Total RNA was extracted from cells with TRIzol reagent (Invitrogen, Carlsbad, CA). Quantitative real-time PCR analyses were performed by Applied Biosystems using SYBR Premix Ex Taq™ (TaKaRa, Japan). The mRNA of GAPDH was used as internal control. The primers were as follows: integrin αv, sense5’-CTCGGGACTCCTGCTACCTC-3′, antisense 5’-AAGAAACATCCGGGAAGACG-3′ integrin β3, sense 5’-CCGTGACGAGATTGAGTCA-3′ antisense5’-AGGATGGACTTTCCACTAGAA-3′ and GAPDH, sense 5’-TCATTGACCTCAACTACATGGTTT-3′, antisense 5’-GAAGATGGTGATGGGATTTC-3’.The relative expression of αv and β3 was calculated using 2-ΔΔCt method.
Western blot analysis
The whole-cell extracts were prepared using RIPA lysis buffer (Beyotime, China) with phenylmethanesulfonyl fluoride and protease inhibitor cocktail (Roche, USA). Cell lysates were separated by 8–12% SDS-PAGE and electro-transferred onto polyvinylidene difluoride membranes (Bio-Rad, USA). After being blocked using 5% non-fat milk for 1 h at room temperature, membranes were incubated with the indicated primary antibodies overnight at 4 °C and probed with horseradish peroxidase-conjugated secondary antibodies (1:1000). The bands were visualized using a ChemicDocXRS system (Bio-Rad, USA).

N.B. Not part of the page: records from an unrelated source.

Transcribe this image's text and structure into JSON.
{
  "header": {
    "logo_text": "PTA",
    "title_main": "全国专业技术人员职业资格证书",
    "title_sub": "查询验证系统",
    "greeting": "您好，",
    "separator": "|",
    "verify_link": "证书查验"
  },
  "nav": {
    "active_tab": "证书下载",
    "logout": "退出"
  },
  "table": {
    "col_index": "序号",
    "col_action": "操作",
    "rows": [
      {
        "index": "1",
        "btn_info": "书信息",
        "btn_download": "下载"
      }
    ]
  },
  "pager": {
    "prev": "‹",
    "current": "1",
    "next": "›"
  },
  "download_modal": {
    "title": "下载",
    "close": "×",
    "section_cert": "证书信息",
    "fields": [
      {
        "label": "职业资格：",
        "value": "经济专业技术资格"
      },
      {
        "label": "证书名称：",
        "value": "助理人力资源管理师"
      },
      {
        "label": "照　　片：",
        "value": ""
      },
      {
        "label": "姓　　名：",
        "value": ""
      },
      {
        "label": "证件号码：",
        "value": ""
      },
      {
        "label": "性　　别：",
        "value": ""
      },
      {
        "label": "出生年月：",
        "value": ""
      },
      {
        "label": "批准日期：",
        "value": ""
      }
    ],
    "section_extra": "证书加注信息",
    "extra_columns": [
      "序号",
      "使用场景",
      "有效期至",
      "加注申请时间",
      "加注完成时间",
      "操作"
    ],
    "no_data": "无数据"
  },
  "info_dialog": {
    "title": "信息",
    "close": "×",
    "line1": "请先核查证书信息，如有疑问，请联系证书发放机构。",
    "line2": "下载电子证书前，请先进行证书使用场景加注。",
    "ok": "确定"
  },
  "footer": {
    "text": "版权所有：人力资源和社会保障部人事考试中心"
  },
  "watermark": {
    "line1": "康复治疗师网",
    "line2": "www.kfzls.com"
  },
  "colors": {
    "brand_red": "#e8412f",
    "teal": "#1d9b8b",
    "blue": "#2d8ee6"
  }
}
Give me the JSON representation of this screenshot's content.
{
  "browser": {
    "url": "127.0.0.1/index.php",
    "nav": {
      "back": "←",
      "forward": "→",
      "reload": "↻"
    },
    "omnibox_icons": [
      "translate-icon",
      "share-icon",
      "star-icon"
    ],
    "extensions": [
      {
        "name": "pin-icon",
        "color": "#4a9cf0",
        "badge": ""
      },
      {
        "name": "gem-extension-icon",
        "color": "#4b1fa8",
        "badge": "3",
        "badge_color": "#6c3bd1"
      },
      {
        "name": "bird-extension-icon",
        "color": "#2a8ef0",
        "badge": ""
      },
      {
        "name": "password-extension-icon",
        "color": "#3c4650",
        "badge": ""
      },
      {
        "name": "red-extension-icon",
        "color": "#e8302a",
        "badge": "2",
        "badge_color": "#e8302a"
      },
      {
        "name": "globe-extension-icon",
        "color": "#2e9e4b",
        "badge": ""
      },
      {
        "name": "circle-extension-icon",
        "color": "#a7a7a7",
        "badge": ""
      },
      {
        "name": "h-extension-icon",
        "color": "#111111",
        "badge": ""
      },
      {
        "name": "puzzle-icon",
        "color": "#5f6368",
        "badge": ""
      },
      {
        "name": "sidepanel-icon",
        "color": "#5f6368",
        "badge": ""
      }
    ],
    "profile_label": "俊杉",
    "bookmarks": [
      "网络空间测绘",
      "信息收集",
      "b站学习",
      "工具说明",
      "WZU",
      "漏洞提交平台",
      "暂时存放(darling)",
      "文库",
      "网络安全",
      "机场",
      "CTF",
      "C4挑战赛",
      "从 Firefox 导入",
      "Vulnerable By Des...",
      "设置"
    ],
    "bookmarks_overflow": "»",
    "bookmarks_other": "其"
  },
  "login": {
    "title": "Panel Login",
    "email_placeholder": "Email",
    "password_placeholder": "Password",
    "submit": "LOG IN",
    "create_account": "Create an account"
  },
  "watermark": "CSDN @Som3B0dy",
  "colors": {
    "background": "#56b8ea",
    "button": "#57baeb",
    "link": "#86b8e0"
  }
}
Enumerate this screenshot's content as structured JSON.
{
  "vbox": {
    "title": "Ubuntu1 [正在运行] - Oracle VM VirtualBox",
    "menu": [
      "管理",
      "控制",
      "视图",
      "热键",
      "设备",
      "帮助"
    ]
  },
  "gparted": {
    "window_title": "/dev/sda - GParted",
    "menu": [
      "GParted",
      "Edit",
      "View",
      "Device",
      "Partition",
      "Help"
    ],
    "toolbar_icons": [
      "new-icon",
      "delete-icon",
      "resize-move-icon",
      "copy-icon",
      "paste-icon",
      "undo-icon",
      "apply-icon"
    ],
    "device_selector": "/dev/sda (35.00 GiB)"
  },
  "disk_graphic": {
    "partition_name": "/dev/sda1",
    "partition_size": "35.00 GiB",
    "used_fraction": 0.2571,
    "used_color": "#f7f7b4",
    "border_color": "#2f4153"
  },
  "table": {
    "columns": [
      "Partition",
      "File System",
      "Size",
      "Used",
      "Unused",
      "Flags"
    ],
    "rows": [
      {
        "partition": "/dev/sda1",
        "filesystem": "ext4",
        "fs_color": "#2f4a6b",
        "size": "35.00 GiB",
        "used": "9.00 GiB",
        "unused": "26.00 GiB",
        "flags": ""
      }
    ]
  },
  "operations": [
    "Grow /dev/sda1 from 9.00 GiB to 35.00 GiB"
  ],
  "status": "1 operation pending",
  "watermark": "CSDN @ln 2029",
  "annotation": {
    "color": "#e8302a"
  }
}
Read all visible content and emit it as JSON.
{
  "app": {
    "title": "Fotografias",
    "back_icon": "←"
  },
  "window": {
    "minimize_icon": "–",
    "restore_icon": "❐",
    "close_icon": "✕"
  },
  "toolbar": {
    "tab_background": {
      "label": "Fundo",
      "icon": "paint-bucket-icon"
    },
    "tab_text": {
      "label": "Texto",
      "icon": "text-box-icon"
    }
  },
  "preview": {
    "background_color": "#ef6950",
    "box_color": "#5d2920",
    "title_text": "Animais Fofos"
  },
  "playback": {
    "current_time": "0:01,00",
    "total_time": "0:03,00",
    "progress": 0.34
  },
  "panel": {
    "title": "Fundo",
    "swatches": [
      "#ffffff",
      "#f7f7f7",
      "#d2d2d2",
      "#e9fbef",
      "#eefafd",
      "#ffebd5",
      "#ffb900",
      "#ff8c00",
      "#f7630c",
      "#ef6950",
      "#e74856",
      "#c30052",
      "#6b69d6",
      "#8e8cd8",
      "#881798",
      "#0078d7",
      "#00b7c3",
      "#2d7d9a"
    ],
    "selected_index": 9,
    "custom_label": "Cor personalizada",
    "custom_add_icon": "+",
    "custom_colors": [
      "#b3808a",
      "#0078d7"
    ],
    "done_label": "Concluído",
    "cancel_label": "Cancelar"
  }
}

Mice were inoculated i.m. in the right hind thigh with MDA-MB-231 cells (2 × 106). Tissue sections were prepared and subjected to immunohistochemical analysis. Anti-human Ki67 antibody, anti-human E-cadherin and anti-human vimentin antibody were used as primary antibodies. HRP-conjugated secondary Ab was used as secondary antibody. Images were obtained using an Olympus-IX71 microscope at 40 × 10 magnification.
For H&E staining, the tumor tissues were embedded in paraffin according to standard histological procedures. Sections were stained with hematoxylin and eosin.
Mice xenograft models
To assay tumor cell arrest in lung during blood flow, MDA-MB-231 cells were labeled with CFSE, and injected into mice via tail vein (2 × 106 cells/mouse, n = 8 for each group). Lungs of mice were harvested 5 h or 24 h after the injection. Frozen sections were prepared and analyzed by fluorescence microscopy. Fluorescent spots were counted from 20 randomly chosen fields in sections of each mouse.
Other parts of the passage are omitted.